En un seminario reciente organizado por ForoCompetencia -un ámbito académico y de practicantes del derecho de defensa de la competencia que desde hace 20 años congrega regularmente a abogados y economistas de América Latina especializados en la materia- se debatió sobre el objetivo de la defensa de la competencia. Se exploraron los motivos y posibles consecuencias del reciente surgimiento de posturas a favor de ampliar su objetivo actual, bajo el cual las conductas y estructuras de mercado son evaluables y censurables o no según sea su impacto efectivo o potencial sobre los consumidores de los bienes y servicios provistos en los mercados donde actúan las empresas examinadas, sin reparo o valoración de otras dimensiones impactadas (por ejemplo, empleo, distribución del ingreso, impacto ambiental, extranjerización, etc.). Dichas posiciones a favor de ampliar el objetivo de la política de defensa de la competencia están asociadas a la creciente visión crítica internacional -en particular en EE.UU. y Europa- sobre las “Big Tech” (Facebook, Google, Apple y Amazon), las cuatro grandes empresas tecnológicas que dominan buena parte de las plataformas digitales en Internet.[1] En esa oportunidad, el profesor David Gerber, del Chicago Kent College of Law del Illinois Institute of Technology y actualmente Presidente de la American Society of Comparative Law, realizó una presentación muy interesante, relativamente equidistante de conclusiones universales, delineando una perspectiva histórica en la cual los objetivos de la defensa de la competencia fueron evolucionando al cabo del último siglo hacia la situación actual, caracterizada por la utilización del excedente del consumidor como medida del daño o no que está detrás de diversas conductas y estructuras examinadas por la defensa de la competencia.[2] Otras presentaciones, de José Tavara (Perú) y Lucía Ojeda (México) enriquecieron la discusión con consideraciones propias desde una perspectiva regional. El resto de los asistentes no-expositores hicimos preguntas, adelantamos alguna perspectiva adicional, y en general disfrutamos del espacio académico que permitió dichos intercambios y reflexiones. Ver https://www.youtube.com/watch?v=TRsbFk6CN9A

En la Argentina, con una práctica en materia de defensa de la competencia crecientemente relevante desde la década de 1980 (y, en particular, desde la segunda mitad de 1990), la legislación y la práctica habitual durante las últimas tres décadas ha sido interpretar el interés económico general como el excedente del consumidor. Ello implica que las conductas (estrategias de las empresas en materia de fijación de precios, contratos, exclusividades, etc.) o cambios en las estructuras de mercado (concentraciones económicas) son examinados y eventualmente sancionados o limitados según sea su efecto (verificado o esperado) en el consumidor final, a través de mayores precios y/o menor acceso y calidad de los productos y servicios afectados en el corto, mediano y largo plazos (idealmente). A grandes rasgos, lo mismo ha ocurrido en el resto de América Latina, más allá de que en todos los casos -incluso en nuestro país- pudo haber instancias donde elementos externos al excedente del consumidor (como el impacto sobre algunos competidores, el empleo sectorial, la nacionalidad del productor, etc.) hayan jugado parte importante sobre la sanción de conductas y la autorización o rechazo de concentraciones económicas.

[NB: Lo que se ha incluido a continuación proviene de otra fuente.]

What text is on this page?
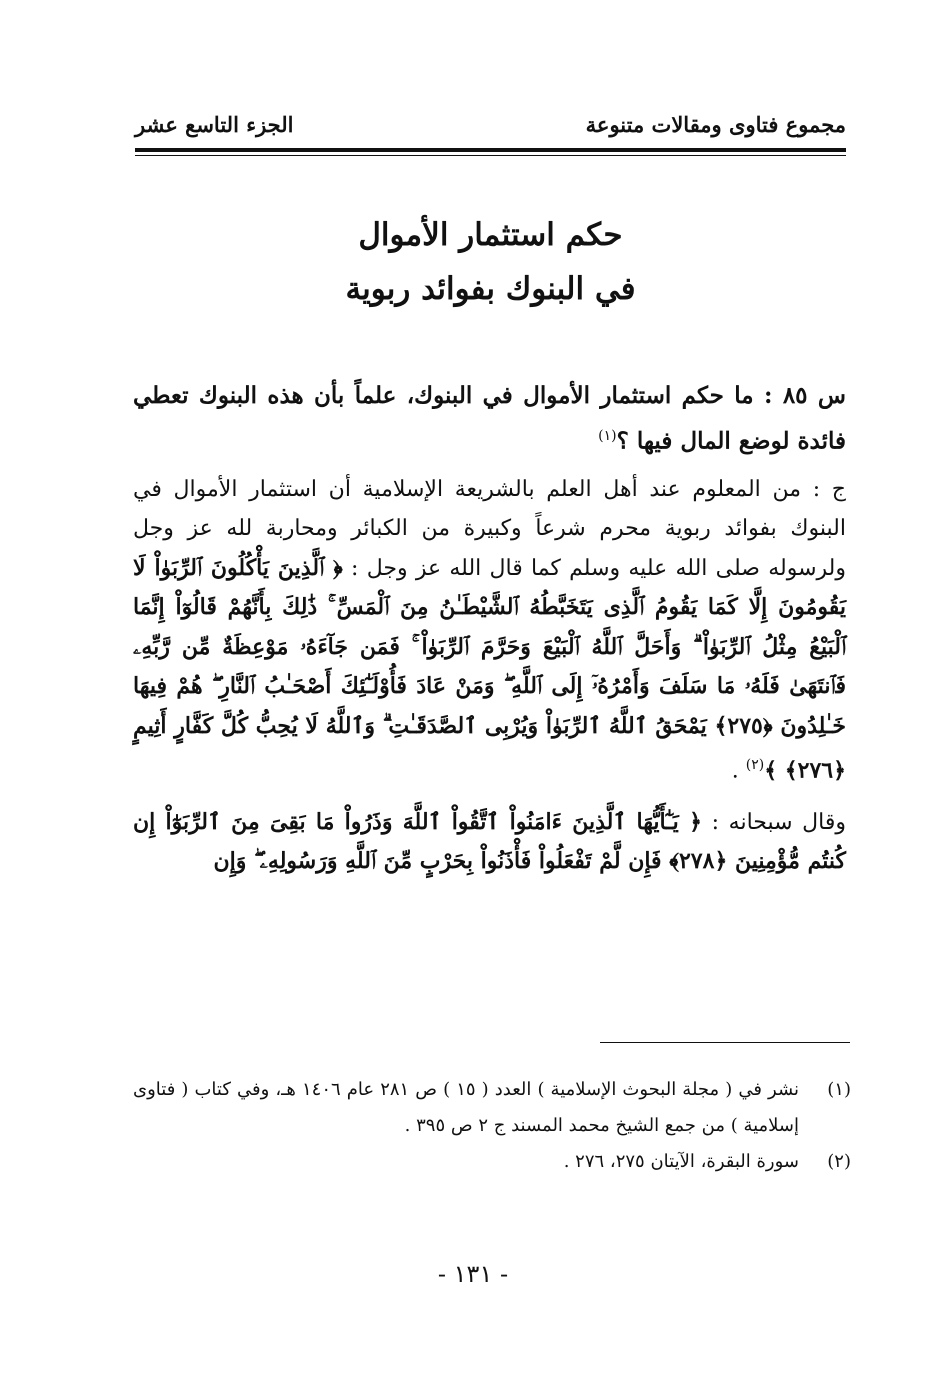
مجموع فتاوى ومقالات متنوعة
الجزء التاسع عشر
حكم استثمار الأموال
في البنوك بفوائد ربوية
س ٨٥ : ما حكم استثمار الأموال في البنوك، علماً بأن هذه البنوك تعطي فائدة لوضع المال فيها ؟$^{(١)}$

ج : من المعلوم عند أهل العلم بالشريعة الإسلامية أن استثمار الأموال في البنوك بفوائد ربوية محرم شرعاً وكبيرة من الكبائر ومحاربة لله عز وجل ولرسوله صلى الله عليه وسلم كما قال الله عز وجل : ﴿ ٱلَّذِينَ يَأْكُلُونَ ٱلرِّبَوٰاْ لَا يَقُومُونَ إِلَّا كَمَا يَقُومُ ٱلَّذِى يَتَخَبَّطُهُ ٱلشَّيْطَـٰنُ مِنَ ٱلْمَسِّ ۚ ذَٰلِكَ بِأَنَّهُمْ قَالُوٓاْ إِنَّمَا ٱلْبَيْعُ مِثْلُ ٱلرِّبَوٰاْ ۗ وَأَحَلَّ ٱللَّهُ ٱلْبَيْعَ وَحَرَّمَ ٱلرِّبَوٰاْ ۚ فَمَن جَآءَهُۥ مَوْعِظَةٌ مِّن رَّبِّهِۦ فَٱنتَهَىٰ فَلَهُۥ مَا سَلَفَ وَأَمْرُهُۥٓ إِلَى ٱللَّهِ ۖ وَمَنْ عَادَ فَأُوْلَـٰٓئِكَ أَصْحَـٰبُ ٱلنَّارِ ۖ هُمْ فِيهَا خَـٰلِدُونَ ﴿٢٧٥﴾ يَمْحَقُ ٱللَّهُ ٱلرِّبَوٰاْ وَيُرْبِى ٱلصَّدَقَـٰتِ ۗ وَٱللَّهُ لَا يُحِبُّ كُلَّ كَفَّارٍ أَثِيمٍ ﴿٢٧٦﴾ ﴾$^{(٢)}$ .

وقال سبحانه : ﴿ يَـٰٓأَيُّهَا ٱلَّذِينَ ءَامَنُواْ ٱتَّقُواْ ٱللَّهَ وَذَرُواْ مَا بَقِىَ مِنَ ٱلرِّبَوٰٓاْ إِن كُنتُم مُّؤْمِنِينَ ﴿٢٧٨﴾ فَإِن لَّمْ تَفْعَلُواْ فَأْذَنُواْ بِحَرْبٍ مِّنَ ٱللَّهِ وَرَسُولِهِۦ ۖ وَإِن

(١)
نشر في ( مجلة البحوث الإسلامية ) العدد ( ١٥ ) ص ٢٨١ عام ١٤٠٦ هـ، وفي كتاب ( فتاوى إسلامية ) من جمع الشيخ محمد المسند ج ٢ ص ٣٩٥ .
(٢)
سورة البقرة، الآيتان ٢٧٥، ٢٧٦ .
- ١٣١ -
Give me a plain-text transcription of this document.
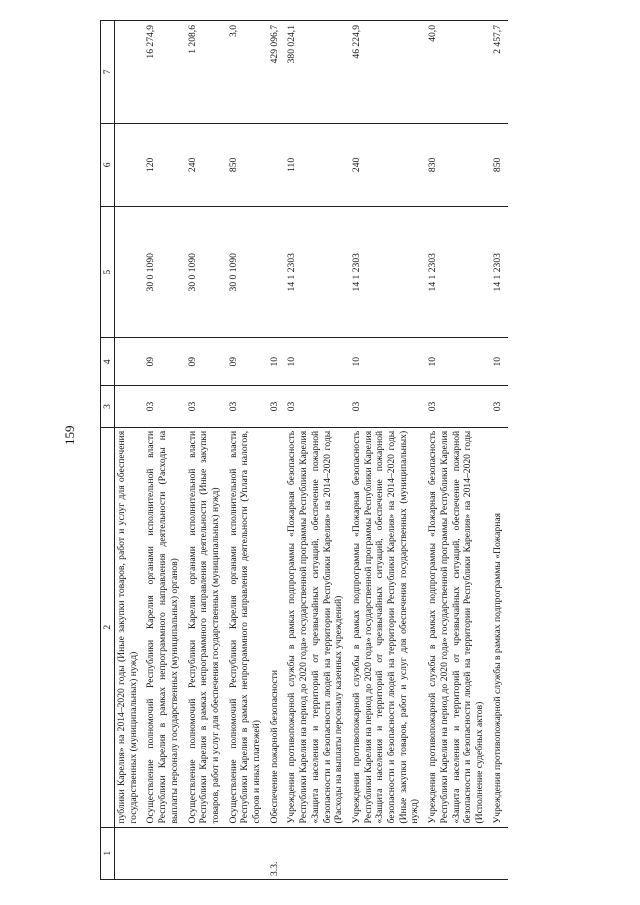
159
1	2	3	4	5	6	7
	публики Карелия» на 2014–2020 годы (Иные закупки товаров, работ и услуг для обеспечения государственных (муниципальных) нужд)					
	Осуществление полномочий Республики Карелия органами исполнительной власти Республики Карелия в рамках непрограммного направления деятельности (Расходы на выплаты персоналу государственных (муниципальных) органов)	03	09	30 0 1090	120	16 274,9
	Осуществление полномочий Республики Карелия органами исполнительной власти Республики Карелия в рамках непрограммного направления деятельности (Иные закупки товаров, работ и услуг для обеспечения государственных (муниципальных) нужд)	03	09	30 0 1090	240	1 208,6
	Осуществление полномочий Республики Карелия органами исполнительной власти Республики Карелия в рамках непрограммного направления деятельности (Уплата налогов, сборов и иных платежей)	03	09	30 0 1090	850	3,0
3.3.	Обеспечение пожарной безопасности	03	10			429 096,7
	Учреждения противопожарной службы в рамках подпрограммы «Пожарная безопасность Республики Карелия на период до 2020 года» государственной программы Республики Карелия «Защита населения и территорий от чрезвычайных ситуаций, обеспечение пожарной безопасности и безопасности людей на территории Республики Карелия» на 2014–2020 годы (Расходы на выплаты персоналу казенных учреждений)	03	10	14 1 2303	110	380 024,1
	Учреждения противопожарной службы в рамках подпрограммы «Пожарная безопасность Республики Карелия на период до 2020 года» государственной программы Республики Карелия «Защита населения и территорий от чрезвычайных ситуаций, обеспечение пожарной безопасности и безопасности людей на территории Республики Карелия» на 2014–2020 годы (Иные закупки товаров, работ и услуг для обеспечения государственных (муниципальных) нужд)	03	10	14 1 2303	240	46 224,9
	Учреждения противопожарной службы в рамках подпрограммы «Пожарная безопасность Республики Карелия на период до 2020 года» государственной программы Республики Карелия «Защита населения и территорий от чрезвычайных ситуаций, обеспечение пожарной безопасности и безопасности людей на территории Республики Карелия» на 2014–2020 годы (Исполнение судебных актов)	03	10	14 1 2303	830	40,0
	Учреждения противопожарной службы в рамках подпрограммы «Пожарная	03	10	14 1 2303	850	2 457,7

En esta nota, lejos de avanzar en detalles de la perspectiva histórica o examinar la práctica internacional comparada en la materia, presento algunas reflexiones que considero relevantes, extendiendo brevemente el comentario que hice en el foro: la ampliación de los objetivos de la defensa de la competencia, incorporando elementos distintos al excedente del consumidor (como nociones de justicia distributiva, impacto sobre el empleo, desarrollo de empresas nacionales o extranjeras, efectos políticos, etc.), puede representar un serio traspié sobre la defensa de la competencia en países que, como la Argentina, cuentan con instituciones sumamente politizadas, no tienen una cultura de la competencia muy arraigada y enfrentan dilemas distributivos de primer orden de magnitud (que tenderán a ser priorizarlos a toda costa si no hay limitaciones institucionales que permitan un mejor análisis y consideración explícita de los trade-offs involucrados).

Esta perspectiva, lejos de cuestionar la búsqueda de objetivos distintos a la representación del excedente del consumidor en las (múltiples) políticas públicas, señala la inconveniencia instrumental de incorporar esos objetivos en la política e instituciones de la defensa de la competencia. En todo caso, su exposición requiere definir mi lectura sobre varios aspectos involucrados.

Los múltiples objetivos de las políticas públicas

En términos generales, cualquier representación política dentro de una democracia persigue objetivos múltiples que están directamente asociados con las preferencias de los votantes a quienes se representa. Dado que a dichos votantes les importa no sólo maximizar su capacidad de compra o consumo de bienes y servicios privados sino también disfrutar de servicios y bienes públicos (que requieren cobrar impuestos para su provisión), sujeto a una valoración de justicia y equidad que busca equilibrar oportunidades y repartir el peso del gasto público considerando el esfuerzo diferencial que ello implica para personas con distintos niveles de ingreso, resulta natural y saludable que existan políticas públicas orientadas a promover mejores resultados en múltiples aspectos o dimensiones de la actividad privada, incluyendo una intervención decidida por igualar oportunidades y también repartir equitativamente la carga del mejor funcionamiento del Estado (un bien público fundamental). Por ende es absolutamente razonable que existan intervenciones para mejorar el acceso a la salud y educación de calidad, promover el empleo de calidad, evitar abusos de posiciones dominantes o acuerdos colusivos, aplicar impuestos y asignar gasto público procurando una mayor equidad (compensando diferentes puntos de partida y contextos de las personas, para permitir e incentivar su esfuerzo y productividad), etc.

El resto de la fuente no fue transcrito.